L’infarctus du myocarde a obligé Michaela Fässler a modifier ses repères. Elle interroge aujourd’hui son immense disponibilité au travail. Elle apprend à mieux gérer le stress et à dire non de temps en temps. «Il s’agit de comportements profondément ancrés en moi», explique-t-elle. Même lorsqu’il s’est agi de suivre un programme de réadaptation de quatre mois, elle voulait qu’il ait lieu le soir pour pouvoir pleinement reprendre son travail à l’école dans la journée. Le médecin de la clinique de réadaptation se mit alors en colère: «Madame Fässler, je vous en prie, vous avez failli mourir. Laissez votre cœur se reposer un peu!»

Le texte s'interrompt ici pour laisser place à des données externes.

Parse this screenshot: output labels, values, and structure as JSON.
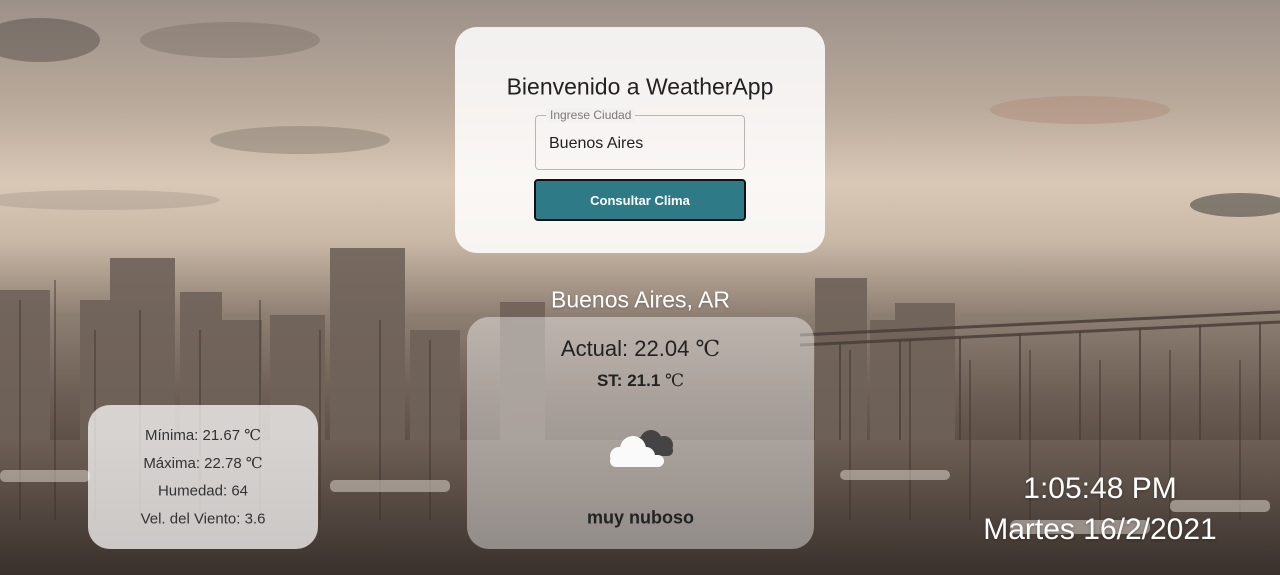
{
  "header": {
    "title": "Bienvenido a WeatherApp"
  },
  "search": {
    "label": "Ingrese Ciudad",
    "value": "Buenos Aires",
    "button_label": "Consultar Clima"
  },
  "weather": {
    "location": "Buenos Aires, AR",
    "actual_label": "Actual:",
    "actual_value": "22.04",
    "st_label": "ST:",
    "st_value": "21.1",
    "unit": "℃",
    "description": "muy nuboso",
    "icon": "cloudy-icon"
  },
  "details": {
    "min_label": "Mínima:",
    "min_value": "21.67",
    "max_label": "Máxima:",
    "max_value": "22.78",
    "unit": "℃",
    "humidity_label": "Humedad:",
    "humidity_value": "64",
    "wind_label": "Vel. del Viento:",
    "wind_value": "3.6"
  },
  "datetime": {
    "time": "1:05:48 PM",
    "date": "Martes 16/2/2021"
  },
  "colors": {
    "button": "#2e7b87",
    "card": "#ffffff"
  }
}
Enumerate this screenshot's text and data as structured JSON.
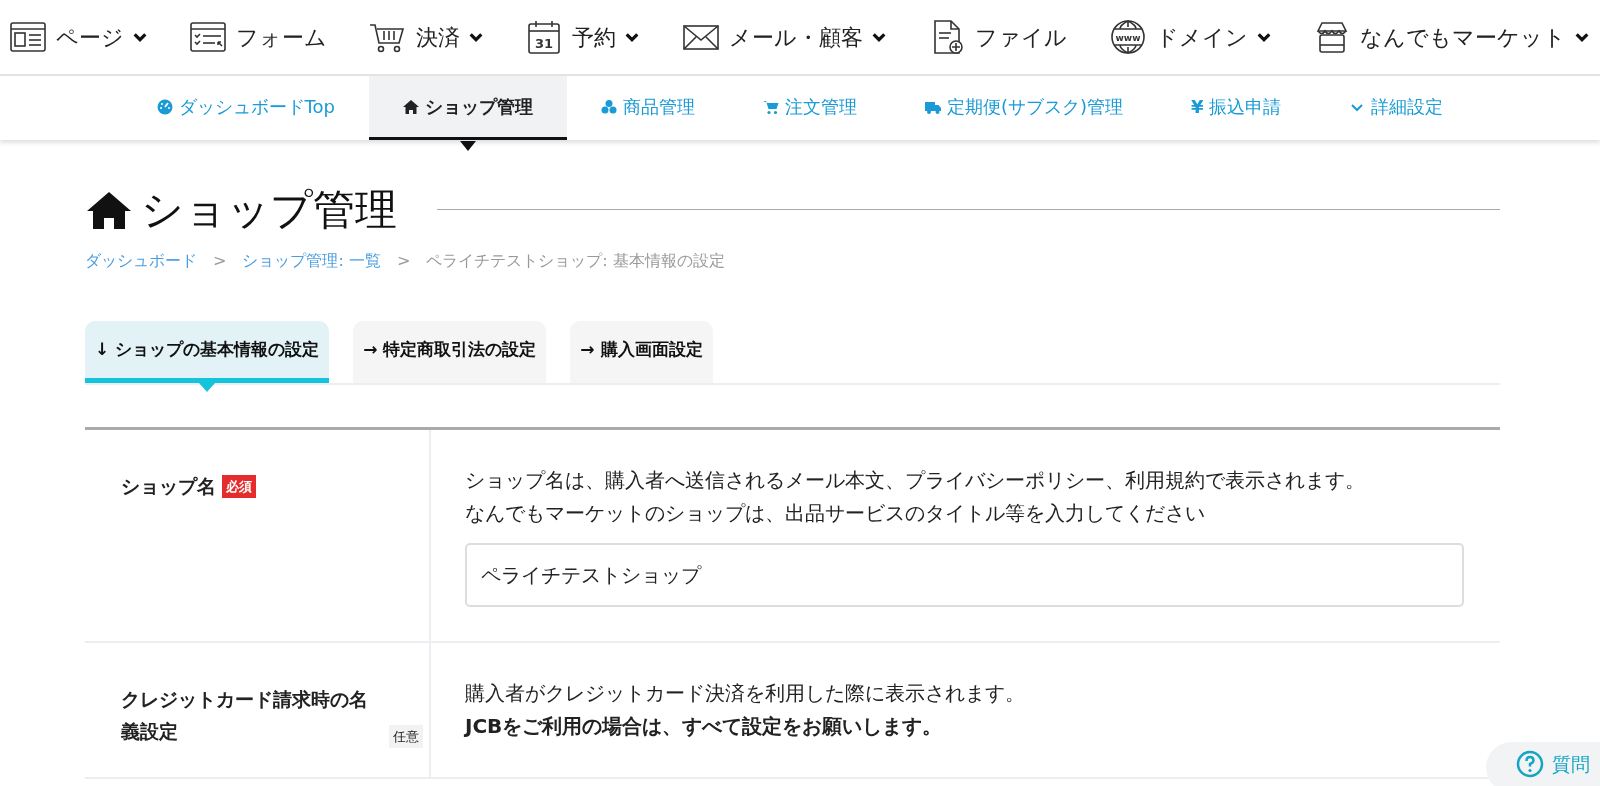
{
  "top_nav": [
    {
      "label": "ページ",
      "has_menu": true
    },
    {
      "label": "フォーム",
      "has_menu": false
    },
    {
      "label": "決済",
      "has_menu": true
    },
    {
      "label": "予約",
      "has_menu": true,
      "icon_text": "31"
    },
    {
      "label": "メール・顧客",
      "has_menu": true
    },
    {
      "label": "ファイル",
      "has_menu": false
    },
    {
      "label": "ドメイン",
      "has_menu": true,
      "icon_text": "www"
    },
    {
      "label": "なんでもマーケット",
      "has_menu": true
    }
  ],
  "sub_nav": [
    {
      "label": "ダッシュボードTop",
      "selected": false
    },
    {
      "label": "ショップ管理",
      "selected": true
    },
    {
      "label": "商品管理",
      "selected": false
    },
    {
      "label": "注文管理",
      "selected": false
    },
    {
      "label": "定期便(サブスク)管理",
      "selected": false
    },
    {
      "label": "振込申請",
      "selected": false,
      "glyph": "¥"
    },
    {
      "label": "詳細設定",
      "selected": false
    }
  ],
  "page_title": "ショップ管理",
  "breadcrumb": [
    {
      "label": "ダッシュボード",
      "link": true
    },
    {
      "label": "ショップ管理: 一覧",
      "link": true
    },
    {
      "label": "ペライチテストショップ: 基本情報の設定",
      "link": false
    }
  ],
  "breadcrumb_separator": ">",
  "tabs": [
    {
      "arrow": "↓",
      "label": "ショップの基本情報の設定",
      "selected": true
    },
    {
      "arrow": "→",
      "label": "特定商取引法の設定",
      "selected": false
    },
    {
      "arrow": "→",
      "label": "購入画面設定",
      "selected": false
    }
  ],
  "form_rows": [
    {
      "label": "ショップ名",
      "badge": "必須",
      "required": true,
      "description": [
        "ショップ名は、購入者へ送信されるメール本文、プライバシーポリシー、利用規約で表示されます。",
        "なんでもマーケットのショップは、出品サービスのタイトル等を入力してください"
      ],
      "value": "ペライチテストショップ"
    },
    {
      "label": "クレジットカード請求時の名義設定",
      "badge": "任意",
      "required": false,
      "description": [
        "購入者がクレジットカード決済を利用した際に表示されます。",
        "**JCBをご利用の場合は、すべて設定をお願いします。**"
      ]
    }
  ],
  "help_button": {
    "label": "質問"
  }
}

Cette interruption a porté ses fruits: Michaela Fässler s’est rendue compte qu’il n’y a pas que le travail qui lui procure des joies. Depuis quelques semaines, quatre poules grattent la terre dans son jardin et chez elle, dans le bureau, un violoncelle voisine l’ordinateur.

Maladie de Takotsubo: le cœur brisé

La maladie de Takotsubo est aussi appelée «syndrome du cœur brisé», car elle est souvent déclenchée par de fortes émotions. Bien que la maladie de Takotsubo ressemble à un infarctus du myocarde, elle n’est pas liée à une obstruction des artères coronaires. Le ventricule gauche ne pompe plus ­correctement et prend la forme typique d’une amphore japonaise en terre cuite, d’où le nom de la maladie. La cause de cette insuffisance cardiaque ­subite est encore inconnue. 80% des personnes touchées sont des femmes ménopausées. En phase aiguë, la mortalité est équivalente à celle de l’infarctus du myocarde. Ensuite, la plupart des personnes touchées se remettent. Le plus grand registre de la maladie de Takotsubo au monde, destiné à la ­recherche sur la maladie, a été mis en place à l’Université de Zurich en 2011.